I plan to continue my research work in computational biology, creating novel computer applications and methodologies and collaborating with other researchers. My research will be centered on the development of methods of analysis of genomic architecture, transcription factor biding sites search, phylogenetic analysis, rRNA alignment, algorithm development for biological applications, among others. I will also continue investigation into the development of GUI for biological applications, and extend my work toward a greater integration of HPC and Biology.

In the next several years, I intend to make a significant contributions to the field of Computational Biology and at the same time teach undergraduate and graduate students. I also plan to have a established research and be able to supervise graduate students into the mysteries of informatics and biology. I firmly believe that funding is key for any scientific research and I plan to apply for all possible opportunities in the following years.

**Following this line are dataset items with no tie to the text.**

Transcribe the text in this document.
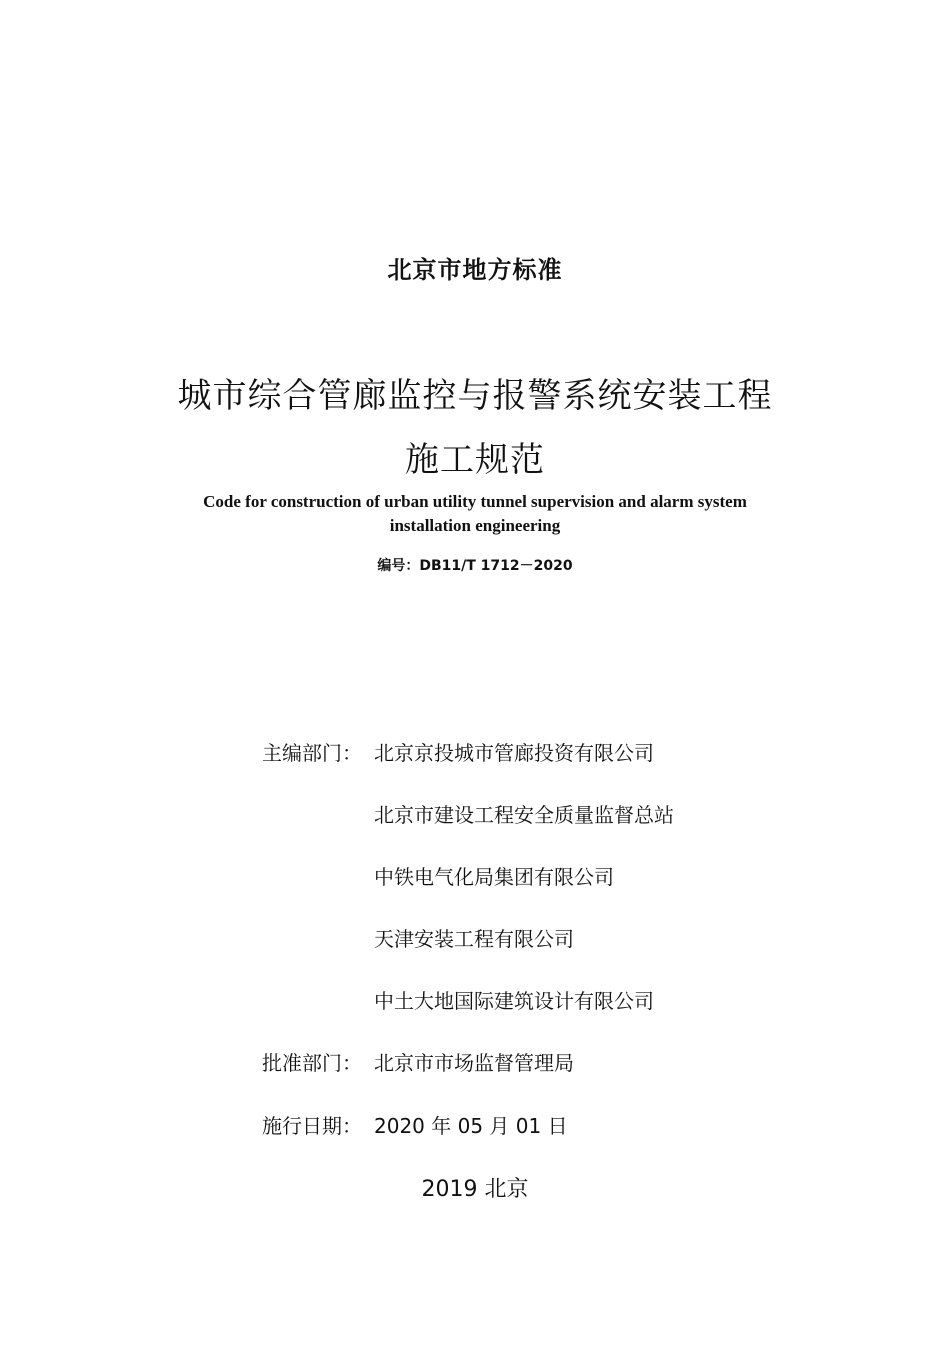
北京市地方标准
城市综合管廊监控与报警系统安装工程
施工规范
Code for construction of urban utility tunnel supervision and alarm system
installation engineering
编号：DB11/T 1712－2020
主编部门： 北京京投城市管廊投资有限公司
北京市建设工程安全质量监督总站
中铁电气化局集团有限公司
天津安装工程有限公司
中土大地国际建筑设计有限公司
批准部门： 北京市市场监督管理局
施行日期： 2020 年 05 月 01 日
2019 北京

Regarding my teaching interests, I have been closely related during my academic life to the teaching of genetics and population genetics. I have done, while in Brazil, two Teaching Assistantships in genetics courses. At McMaster, I had also the opportunity to become a Seasonal Lecturer, teaching Population Genetics to third year students. I am interested in instructing courses of basic and advanced aspects of computational biology, genetics, phylogenetics, evolution and population genetics. I believe that computational biology teaching is not a detached subject and its education is linked with many different fields of Biology, due to the ever increasing computer use. It is necessary a greater integration of informatics aspects of Biology in many different courses, in order to make teaching and learning easier and pleasurable. I am enthusiastic about both laboratory-oriented and more theoretical courses and I also enjoy one-on-one teaching and advising.